Description: On the 4th of August 2020, a massive explosion hit the heart of the city of Beirut. The Epicenter of this explosion was the main port surrounded by the historic center of the city. This scar left more than 300,000 people without a home and destroyed hundreds of historical buildings. The area was also known to be an attraction to a majority of the Lebanese youth, an Art and Cultural Hub standing side to side with a Nightlife and culinary center. The area affected was part of a collective memory of generations and generations evolving organically with the passing years. It was a perfect example of how a historic area can intuitively evolve and keep up with the times without losing its features.
Today all that remains are destroyed buildings, crumbling walls, and shattered windows. Since Urban Network was founded on the principal of using design as a tool for human improvement and development, we felt a professional and personal responsibility to be a part of the healing process of Beirut. There is a dire need to fix what has been destroyed, but an even more crucial one: restoring a lost collective memory. What is then the role of architects and designers in posttraumatic events? How can the urban space play a role in healing the scars left by natural (or man-made) disasters? But most importantly how can design be the motor for urban regeneration?
We at Urban Network take pride in being a laboratory for environmentally conscious design. Along with our partners, we used this disaster to present an alternate model. Through the We Wood – Beirut initiative, Urban Network seeks to make the ultimate usage of these materials, by collecting, upcycling and reusing the thrown wood for the benefit of the local community. Proudly closing 50 homes with 75% upcycled wood doors. The model presented served as an example that eco-friendly solutions through design can produce marvels.
As important and vital as closing houses is, a more critical problem lies under the surface. Doors and windows can be fixed but the scars left by the explosion cannot be easily mended.
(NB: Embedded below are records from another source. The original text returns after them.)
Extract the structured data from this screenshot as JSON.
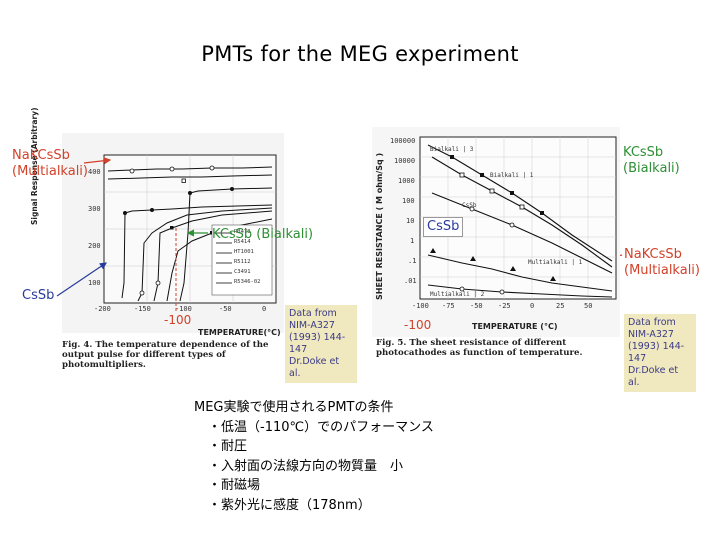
{
  "title": "PMTs for the MEG experiment",
  "left_figure": {
    "ylabel": "Signal Response (Arbitrary)",
    "xlabel": "TEMPERATURE(°C)",
    "x_ticks": [
      "-200",
      "-150",
      "-100",
      "-50",
      "0"
    ],
    "y_ticks": [
      "400",
      "300",
      "200",
      "100"
    ],
    "caption": "Fig. 4. The temperature dependence of the output pulse for different types of photomultipliers.",
    "legend": [
      "R3478",
      "R5414",
      "HT1001",
      "R5112",
      "C3491",
      "R5346-02"
    ]
  },
  "right_figure": {
    "ylabel": "SHEET RESISTANCE ( M ohm/Sq )",
    "xlabel": "TEMPERATURE (°C)",
    "x_ticks": [
      "-100",
      "-75",
      "-50",
      "-25",
      "0",
      "25",
      "50"
    ],
    "y_ticks": [
      "100000",
      "10000",
      "1000",
      "100",
      "10",
      "1",
      ".1",
      ".01"
    ],
    "curve_labels": [
      "Bialkali | 3",
      "Bialkali | 1",
      "CsSb",
      "Multialkali | 1",
      "Multialkali | 2"
    ],
    "caption": "Fig. 5. The sheet resistance of different photocathodes as function of temperature."
  },
  "annotations": {
    "nakcssb_left_line1": "NaKCsSb",
    "nakcssb_left_line2": "(Multialkali)",
    "kcssb_left": "KCsSb (Bialkali)",
    "cssb_left": "CsSb",
    "m100_left": "-100",
    "kcssb_right_line1": "KCsSb",
    "kcssb_right_line2": "(Bialkali)",
    "cssb_right": "CsSb",
    "nakcssb_right_line1": "NaKCsSb",
    "nakcssb_right_line2": "(Multialkali)",
    "m100_right": "-100"
  },
  "notes": {
    "left": [
      "Data from",
      "NIM-A327",
      "(1993) 144-147",
      "Dr.Doke et al."
    ],
    "right": [
      "Data from",
      "NIM-A327",
      "(1993) 144-147",
      "Dr.Doke et al."
    ]
  },
  "conditions": {
    "heading": "MEG実験で使用されるPMTの条件",
    "items": [
      "・低温（-110℃）でのパフォーマンス",
      "・耐圧",
      "・入射面の法線方向の物質量　小",
      "・耐磁場",
      "・紫外光に感度（178nm）"
    ]
  },
  "colors": {
    "red": "#d2412a",
    "green": "#2f8f35",
    "blue": "#2a3a9a",
    "note_bg": "#f0e9c0"
  }
}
It is imperative to start thinking about the lost collective memory, the lost urban identity, the public spaces, streetscapes, but most importantly the new “post-explosion” urban experience. Design can play a vital role in restoring what was lost, as well as creating a new urban experience.
In the same methodology, we aim to provoke a new wave of urban regeneration. The injection of smart, minor but effective urban interventions, will be a driving motor to restoring the city’s lost identity and help the inhabitants heal the scars of this traumatic experience. With a lot of collected scrap wood, we are sure that upcycling combined with ingenious design solutions can be a motor for change. Through design, we want to help the inhabitants of Beirut to heal, we want to create urban experiences where the people can reconquer and redefine the city once again, just like they always have. We want you to think outside the box, think green, and think of the human “post-disaster” experience.